Question

Let\({X_1},{X_2},....{X_{30}}\)be independent random variables each having a discrete distribution with p.f.

\(f\left( x \right) = \left\{ \begin{array}{l}\frac{1}{4}\;\;\;\;\;\;if\;\;x = 0\;or\;2\\\frac{1}{2}\;\;\;\;\;\;if\;\;x = 1\\0\;\;\;\;\;\;\;otherwise\end{array} \right.\)

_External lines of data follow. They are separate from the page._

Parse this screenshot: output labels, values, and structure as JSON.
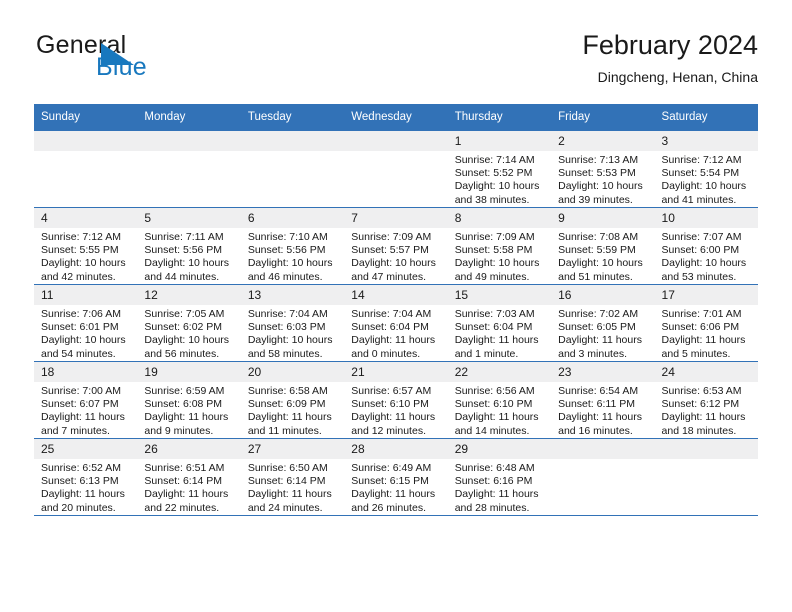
{
  "brand": {
    "name_part1": "General",
    "name_part2": "Blue",
    "triangle_color": "#1878be",
    "icon": "blue-triangle-logo"
  },
  "header": {
    "title": "February 2024",
    "subtitle": "Dingcheng, Henan, China"
  },
  "colors": {
    "header_blue": "#3272b7",
    "daynum_band": "#efeff0",
    "text": "#1a1a1a",
    "brand_blue": "#1878be"
  },
  "weekday_headers": [
    "Sunday",
    "Monday",
    "Tuesday",
    "Wednesday",
    "Thursday",
    "Friday",
    "Saturday"
  ],
  "weeks": [
    [
      {
        "day": "",
        "sunrise": "",
        "sunset": "",
        "daylight_line1": "",
        "daylight_line2": "",
        "empty": true
      },
      {
        "day": "",
        "sunrise": "",
        "sunset": "",
        "daylight_line1": "",
        "daylight_line2": "",
        "empty": true
      },
      {
        "day": "",
        "sunrise": "",
        "sunset": "",
        "daylight_line1": "",
        "daylight_line2": "",
        "empty": true
      },
      {
        "day": "",
        "sunrise": "",
        "sunset": "",
        "daylight_line1": "",
        "daylight_line2": "",
        "empty": true
      },
      {
        "day": "1",
        "sunrise": "Sunrise: 7:14 AM",
        "sunset": "Sunset: 5:52 PM",
        "daylight_line1": "Daylight: 10 hours",
        "daylight_line2": "and 38 minutes."
      },
      {
        "day": "2",
        "sunrise": "Sunrise: 7:13 AM",
        "sunset": "Sunset: 5:53 PM",
        "daylight_line1": "Daylight: 10 hours",
        "daylight_line2": "and 39 minutes."
      },
      {
        "day": "3",
        "sunrise": "Sunrise: 7:12 AM",
        "sunset": "Sunset: 5:54 PM",
        "daylight_line1": "Daylight: 10 hours",
        "daylight_line2": "and 41 minutes."
      }
    ],
    [
      {
        "day": "4",
        "sunrise": "Sunrise: 7:12 AM",
        "sunset": "Sunset: 5:55 PM",
        "daylight_line1": "Daylight: 10 hours",
        "daylight_line2": "and 42 minutes."
      },
      {
        "day": "5",
        "sunrise": "Sunrise: 7:11 AM",
        "sunset": "Sunset: 5:56 PM",
        "daylight_line1": "Daylight: 10 hours",
        "daylight_line2": "and 44 minutes."
      },
      {
        "day": "6",
        "sunrise": "Sunrise: 7:10 AM",
        "sunset": "Sunset: 5:56 PM",
        "daylight_line1": "Daylight: 10 hours",
        "daylight_line2": "and 46 minutes."
      },
      {
        "day": "7",
        "sunrise": "Sunrise: 7:09 AM",
        "sunset": "Sunset: 5:57 PM",
        "daylight_line1": "Daylight: 10 hours",
        "daylight_line2": "and 47 minutes."
      },
      {
        "day": "8",
        "sunrise": "Sunrise: 7:09 AM",
        "sunset": "Sunset: 5:58 PM",
        "daylight_line1": "Daylight: 10 hours",
        "daylight_line2": "and 49 minutes."
      },
      {
        "day": "9",
        "sunrise": "Sunrise: 7:08 AM",
        "sunset": "Sunset: 5:59 PM",
        "daylight_line1": "Daylight: 10 hours",
        "daylight_line2": "and 51 minutes."
      },
      {
        "day": "10",
        "sunrise": "Sunrise: 7:07 AM",
        "sunset": "Sunset: 6:00 PM",
        "daylight_line1": "Daylight: 10 hours",
        "daylight_line2": "and 53 minutes."
      }
    ],
    [
      {
        "day": "11",
        "sunrise": "Sunrise: 7:06 AM",
        "sunset": "Sunset: 6:01 PM",
        "daylight_line1": "Daylight: 10 hours",
        "daylight_line2": "and 54 minutes."
      },
      {
        "day": "12",
        "sunrise": "Sunrise: 7:05 AM",
        "sunset": "Sunset: 6:02 PM",
        "daylight_line1": "Daylight: 10 hours",
        "daylight_line2": "and 56 minutes."
      },
      {
        "day": "13",
        "sunrise": "Sunrise: 7:04 AM",
        "sunset": "Sunset: 6:03 PM",
        "daylight_line1": "Daylight: 10 hours",
        "daylight_line2": "and 58 minutes."
      },
      {
        "day": "14",
        "sunrise": "Sunrise: 7:04 AM",
        "sunset": "Sunset: 6:04 PM",
        "daylight_line1": "Daylight: 11 hours",
        "daylight_line2": "and 0 minutes."
      },
      {
        "day": "15",
        "sunrise": "Sunrise: 7:03 AM",
        "sunset": "Sunset: 6:04 PM",
        "daylight_line1": "Daylight: 11 hours",
        "daylight_line2": "and 1 minute."
      },
      {
        "day": "16",
        "sunrise": "Sunrise: 7:02 AM",
        "sunset": "Sunset: 6:05 PM",
        "daylight_line1": "Daylight: 11 hours",
        "daylight_line2": "and 3 minutes."
      },
      {
        "day": "17",
        "sunrise": "Sunrise: 7:01 AM",
        "sunset": "Sunset: 6:06 PM",
        "daylight_line1": "Daylight: 11 hours",
        "daylight_line2": "and 5 minutes."
      }
    ],
    [
      {
        "day": "18",
        "sunrise": "Sunrise: 7:00 AM",
        "sunset": "Sunset: 6:07 PM",
        "daylight_line1": "Daylight: 11 hours",
        "daylight_line2": "and 7 minutes."
      },
      {
        "day": "19",
        "sunrise": "Sunrise: 6:59 AM",
        "sunset": "Sunset: 6:08 PM",
        "daylight_line1": "Daylight: 11 hours",
        "daylight_line2": "and 9 minutes."
      },
      {
        "day": "20",
        "sunrise": "Sunrise: 6:58 AM",
        "sunset": "Sunset: 6:09 PM",
        "daylight_line1": "Daylight: 11 hours",
        "daylight_line2": "and 11 minutes."
      },
      {
        "day": "21",
        "sunrise": "Sunrise: 6:57 AM",
        "sunset": "Sunset: 6:10 PM",
        "daylight_line1": "Daylight: 11 hours",
        "daylight_line2": "and 12 minutes."
      },
      {
        "day": "22",
        "sunrise": "Sunrise: 6:56 AM",
        "sunset": "Sunset: 6:10 PM",
        "daylight_line1": "Daylight: 11 hours",
        "daylight_line2": "and 14 minutes."
      },
      {
        "day": "23",
        "sunrise": "Sunrise: 6:54 AM",
        "sunset": "Sunset: 6:11 PM",
        "daylight_line1": "Daylight: 11 hours",
        "daylight_line2": "and 16 minutes."
      },
      {
        "day": "24",
        "sunrise": "Sunrise: 6:53 AM",
        "sunset": "Sunset: 6:12 PM",
        "daylight_line1": "Daylight: 11 hours",
        "daylight_line2": "and 18 minutes."
      }
    ],
    [
      {
        "day": "25",
        "sunrise": "Sunrise: 6:52 AM",
        "sunset": "Sunset: 6:13 PM",
        "daylight_line1": "Daylight: 11 hours",
        "daylight_line2": "and 20 minutes."
      },
      {
        "day": "26",
        "sunrise": "Sunrise: 6:51 AM",
        "sunset": "Sunset: 6:14 PM",
        "daylight_line1": "Daylight: 11 hours",
        "daylight_line2": "and 22 minutes."
      },
      {
        "day": "27",
        "sunrise": "Sunrise: 6:50 AM",
        "sunset": "Sunset: 6:14 PM",
        "daylight_line1": "Daylight: 11 hours",
        "daylight_line2": "and 24 minutes."
      },
      {
        "day": "28",
        "sunrise": "Sunrise: 6:49 AM",
        "sunset": "Sunset: 6:15 PM",
        "daylight_line1": "Daylight: 11 hours",
        "daylight_line2": "and 26 minutes."
      },
      {
        "day": "29",
        "sunrise": "Sunrise: 6:48 AM",
        "sunset": "Sunset: 6:16 PM",
        "daylight_line1": "Daylight: 11 hours",
        "daylight_line2": "and 28 minutes."
      },
      {
        "day": "",
        "sunrise": "",
        "sunset": "",
        "daylight_line1": "",
        "daylight_line2": "",
        "empty": true
      },
      {
        "day": "",
        "sunrise": "",
        "sunset": "",
        "daylight_line1": "",
        "daylight_line2": "",
        "empty": true
      }
    ]
  ]
}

Use the central limit theorem and the correction for continuity to approximate the probability that\({X_1} + \cdots + {X_{30}}\)is at most 33.

Short answer

Approximate value of the probability that \({X_1} + \cdots + {X_{30}}\) is at most 33 is \(0.8169\).

Step-by-step solution

Given information

Let\({X_1}......{X_{30}}\)be independent random variables with p.f.

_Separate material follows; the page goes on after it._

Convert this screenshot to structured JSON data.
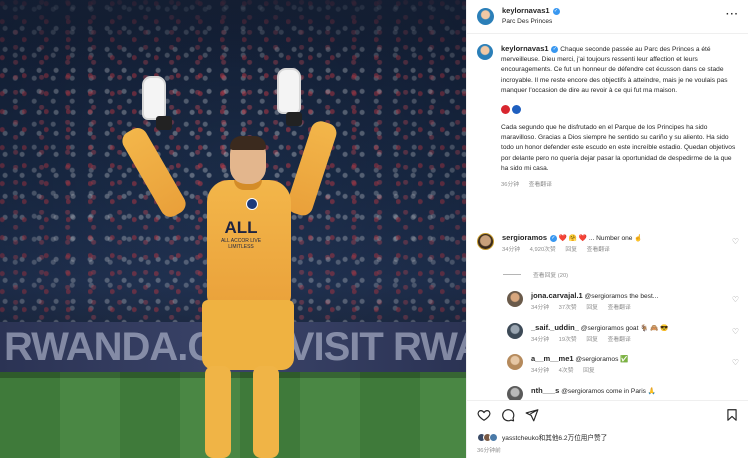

\(f\left( x \right) = \left\{ \begin{array}{l}\frac{1}{4}\;\;\;\;\;\;if\;\;x = 0\;or\;2\\\frac{1}{2}\;\;\;\;\;\;if\;\;x = 1\\0\;\;\;\;\;\;\;otherwise\end{array} \right.\)

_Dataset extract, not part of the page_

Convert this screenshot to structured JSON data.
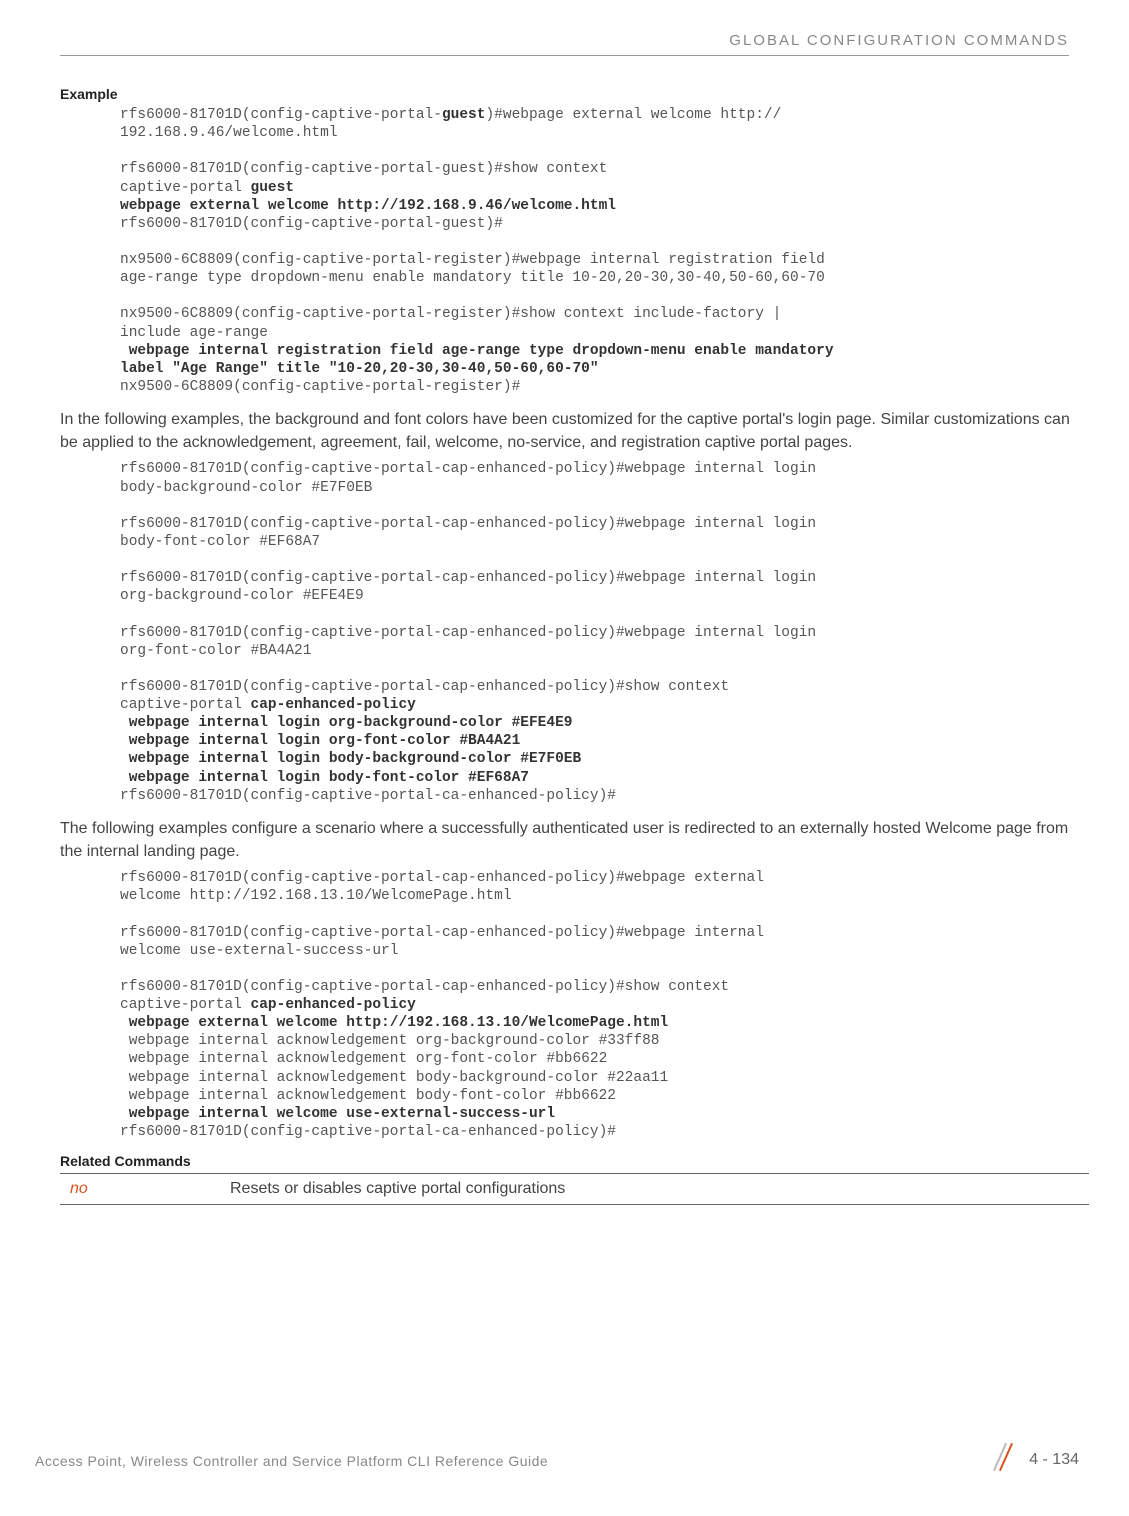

Finding mean and variance of random variable X

For a discrete random variable,

\(E\left( {{X_i}} \right) = \sum {{X_i}{\rm P}\left( {{X_i}} \right)} \)

Hence from the p.f., mean of\({X_i}\)is:

\(\begin{array}{l}E\left( {{X_i}} \right) = 0 \times {\rm P}\left( {{X_0}} \right) + 1 \times {\rm P}\left( {{X_1}} \right) + 2 \times {\rm P}\left( {{X_2}} \right)\\ = 0\left( {\frac{1}{4}} \right) + 1\left( {\frac{1}{2}} \right) + 2\left( {\frac{1}{4}} \right)\\ = 0 + \frac{1}{2} + \frac{2}{4}\end{array}\)

\(\begin{array}{c}E\left( {{X_i}} \right) = \frac{1}{2} + \frac{1}{2}\\ = 1\end{array}\)’

And\(E{\left( {{X_i}} \right)^2} = 1.5\)

So the variance of\({X_i}\)is

\(\begin{array}{l}Var\left( {{X_i}} \right) = E{\left( {{X_i}} \right)^2} - {\left[ {E\left( {{X_i}} \right)} \right]^2}\\Var\left( {{X_i}} \right) = 1.5 - 1\\Var\left( {{X_i}} \right) = 0.5\end{array}\)

The central limit theorem says that\(Y = {X_1} + {X_2} + \cdots + {X_{30}}\) has approximately the normal distribution with mean

\(30\left( 1 \right) = 30\)

Variance is

\(\left[ {30\left( {0.5} \right)} \right] = 15\)

Finding the probability of \({X_1} +   \cdots  + {X_{30}}\) is at most 33

Using the correction for continuity, we would assume that Y has the normal distribution with mean 30 and variance 15 and compute the probability that\(Y \le 33.5\)

\(\begin{array}{c}\phi \left( {\frac{{\left[ {33.5 - 30} \right]}}{{\sqrt {15} }}} \right) = \phi \left( {0.904} \right)\\ = 0.8169\end{array}\)

By using the standard normal table.

Therefore,approximate value of probability that\({X_1}...... + {X_{30}}\)is at most 33 is\(0.8169\).